RackAwareStrategy - add the third datacenter to live cluster with replication factor 3

2010-02-11 Thread Weijun Li
Hello,

I have a testing cluster with: A (dc1), B (dc1), C(dc2), D(dc2). The
replication factor is 2 so I assume each DC will have a complete copy of the
data. Also I'm using PropertyFileEndPointSnitch with rack.properties for the
dc and rack settings.

So, what's the steps to add another datacenter and increase replication
factor to 3 to ensure that dc3 will also get a complete copy of the data?
Meaning each of these 3 dc will have a complete copy of the data and they
keep synchronize with each other with new changes. What I'm guessing is:

1) Increase replication factor of A/B/C/D to 3, modify their rack.properties
to include E(dc3) and F(dc3) then restart them one by one. At this point E
and F haven't been started yet.
2) Bootstrap E and F (both from dc3) to join the cluster.
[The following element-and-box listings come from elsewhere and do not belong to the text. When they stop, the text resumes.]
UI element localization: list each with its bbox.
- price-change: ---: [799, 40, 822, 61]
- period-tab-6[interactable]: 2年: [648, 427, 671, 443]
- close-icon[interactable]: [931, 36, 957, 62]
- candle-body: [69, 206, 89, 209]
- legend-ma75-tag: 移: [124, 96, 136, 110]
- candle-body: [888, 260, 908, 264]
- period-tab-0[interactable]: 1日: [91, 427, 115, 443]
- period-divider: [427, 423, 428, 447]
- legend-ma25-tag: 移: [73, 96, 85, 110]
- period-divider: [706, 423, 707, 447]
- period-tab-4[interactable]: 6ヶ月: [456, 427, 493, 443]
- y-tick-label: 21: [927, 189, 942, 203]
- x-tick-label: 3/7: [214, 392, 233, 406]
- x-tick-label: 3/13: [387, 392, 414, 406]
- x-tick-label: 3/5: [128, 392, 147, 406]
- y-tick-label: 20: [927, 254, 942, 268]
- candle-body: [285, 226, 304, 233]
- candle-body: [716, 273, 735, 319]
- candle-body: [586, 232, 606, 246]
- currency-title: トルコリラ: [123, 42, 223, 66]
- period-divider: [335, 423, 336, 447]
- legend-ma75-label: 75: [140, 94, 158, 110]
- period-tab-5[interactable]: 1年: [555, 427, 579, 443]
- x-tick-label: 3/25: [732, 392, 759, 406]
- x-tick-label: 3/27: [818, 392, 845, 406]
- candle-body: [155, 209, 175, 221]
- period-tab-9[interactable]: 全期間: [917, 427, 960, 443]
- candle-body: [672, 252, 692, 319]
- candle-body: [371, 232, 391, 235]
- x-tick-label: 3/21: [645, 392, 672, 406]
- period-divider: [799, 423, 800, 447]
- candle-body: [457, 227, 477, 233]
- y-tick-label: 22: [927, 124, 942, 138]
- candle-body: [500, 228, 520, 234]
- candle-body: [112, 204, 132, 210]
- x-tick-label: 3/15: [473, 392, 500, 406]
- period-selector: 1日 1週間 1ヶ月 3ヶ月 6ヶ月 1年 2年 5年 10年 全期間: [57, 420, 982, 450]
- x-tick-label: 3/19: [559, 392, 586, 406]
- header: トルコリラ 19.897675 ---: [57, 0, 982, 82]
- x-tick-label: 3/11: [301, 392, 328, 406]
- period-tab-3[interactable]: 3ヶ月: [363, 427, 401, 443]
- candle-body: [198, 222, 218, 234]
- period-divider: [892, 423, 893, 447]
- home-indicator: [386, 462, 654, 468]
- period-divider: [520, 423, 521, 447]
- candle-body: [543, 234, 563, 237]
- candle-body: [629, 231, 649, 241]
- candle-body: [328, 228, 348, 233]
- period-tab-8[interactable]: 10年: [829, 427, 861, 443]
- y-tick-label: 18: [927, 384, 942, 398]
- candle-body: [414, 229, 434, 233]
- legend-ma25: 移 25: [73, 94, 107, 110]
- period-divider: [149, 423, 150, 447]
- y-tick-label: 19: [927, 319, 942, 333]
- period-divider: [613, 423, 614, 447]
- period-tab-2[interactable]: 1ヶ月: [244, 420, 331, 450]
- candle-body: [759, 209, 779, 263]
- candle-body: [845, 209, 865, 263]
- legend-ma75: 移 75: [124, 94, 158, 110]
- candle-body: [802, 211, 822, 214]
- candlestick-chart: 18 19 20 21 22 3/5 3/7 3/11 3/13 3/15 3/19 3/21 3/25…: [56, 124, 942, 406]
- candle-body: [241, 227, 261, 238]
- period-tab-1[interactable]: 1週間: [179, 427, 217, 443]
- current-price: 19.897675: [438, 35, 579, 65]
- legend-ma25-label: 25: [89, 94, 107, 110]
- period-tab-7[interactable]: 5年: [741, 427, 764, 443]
in this case, will cassandra automatically put the 3rd replica to E and F?

Thanks,
-Weijun

 P.S here what the cassandra document says about dc replication but I'm not
sure what will happen when you join nodes from the 3rd dc.


   -

   RackAwareStrategy: replica 2 is is placed in the first node along the
   ring the belongs in *another* data center than the first; the remaining
   N-2 replicas, if any, are placed on the first nodes along the ring in the
   *same* rack as the first


Re: RackAwareStrategy - add the third datacenter to live cluster with replication factor 3

2010-02-11 Thread Jonathan Ellis
On Thu, Feb 11, 2010 at 1:53 PM, Weijun Li weiju...@gmail.com wrote:
 Hello,

 I have a testing cluster with: A (dc1), B (dc1), C(dc2), D(dc2). The
 replication factor is 2 so I assume each DC will have a complete copy of the
 data. Also I'm using PropertyFileEndPointSnitch with rack.properties for the
 dc and rack settings.

 So, what's the steps to add another datacenter and increase replication
 factor to 3 to ensure that dc3 will also get a complete copy of the data?

RackAwareStrategy only cares about replicating to 2 datacenters out of Y.  So

(1) Write a ReplicationStrategy that extends RAS's algorithm to
replicating to Y of Y DCs
   (1a) alternatively, make RAS configurable to be X of Y where X
could be 2 (current) or Y (your case) or anything in between
(2) deploy the new RS, bring up nodes in your 3rd DC, and repair them.

-Jonathan